The group hopes the improvements will be suitable for a digital projection system, which it plans to purchase for $55,000, funding permitting.
The society has already raised $12,000 over the last four years in preparation for the need to upgrade its 35mm film projector for a new digital system, while the rest of the money is hoped to come from Moyne Shire’s community assistance grant program, the Port Fairy Folk Festival and other funding sources.
The need to go digital has been forced upon the film society, co-ordinator George Dummett said.
“Very few current releases will be on 35mm prints this summer — 35mm is just not going to be around,” he said.
“This (summer) we may be able to scrape through with some older movies but we won’t be able to get anywhere near the program we want.
“Traditionally we show some of the best of the movies from the previous year.”
He said many regional cinemas were being forced to update due to film companies discontinuing 35mm prints.
Instead, films will arrive on specially coded hard drives.
While the Reardon Theatre also has the capability to screen DVD or Blu-ray, those screenings are only permitted by law for film society events and not a 28-film summer movie program open to the public.
Mr Dummett said the society had been eyeing off a digital system for a few years, aware this day was coming.
“Initially they cost a quarter of a million dollars per screen, then by waiting they came down to $100,000 a screen about two years,” he said.
“We’ve got our eye on a good system that will be the best we can afford. But we need the council to fix the projection room. It needs to be airconditioned because the equipment is temperature sensitive, humidity sensitive and even salt sensitive.”
Mr Dummett said the salty air in Warrnambool had led to the Capitol Cinema having to spend $15,000 repairing damage to one of its projectors recently.
The summer movie program is a Port Fairy tradition that dates back to 1929 and has been run by the film society since 2007 on behalf of Moyne Shire as part of the council’s tourism efforts. Last year it attracted about 2500 people, or roughly 90 people per movie.

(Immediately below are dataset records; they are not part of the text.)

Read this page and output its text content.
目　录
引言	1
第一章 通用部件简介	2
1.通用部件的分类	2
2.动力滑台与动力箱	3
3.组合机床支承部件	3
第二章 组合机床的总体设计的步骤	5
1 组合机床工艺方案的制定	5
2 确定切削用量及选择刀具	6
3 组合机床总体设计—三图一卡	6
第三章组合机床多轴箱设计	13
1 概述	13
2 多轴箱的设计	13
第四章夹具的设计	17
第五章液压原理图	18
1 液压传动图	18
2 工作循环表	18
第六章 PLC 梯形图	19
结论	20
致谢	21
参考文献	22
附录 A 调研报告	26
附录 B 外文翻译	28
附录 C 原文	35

Mr Dummett said the upgrade would would allow the summer movie program to continue and ensure the film society continued as both a form of entertainment and a source of fund-raising opportunities for local groups.
He said that over the past eight years a dozen community groups had raised upwards of $12,000 through screenings run by the Port Fairy Film Society in the Reardon Theatre.
The theatre will celebrate its 60th anniversary next month.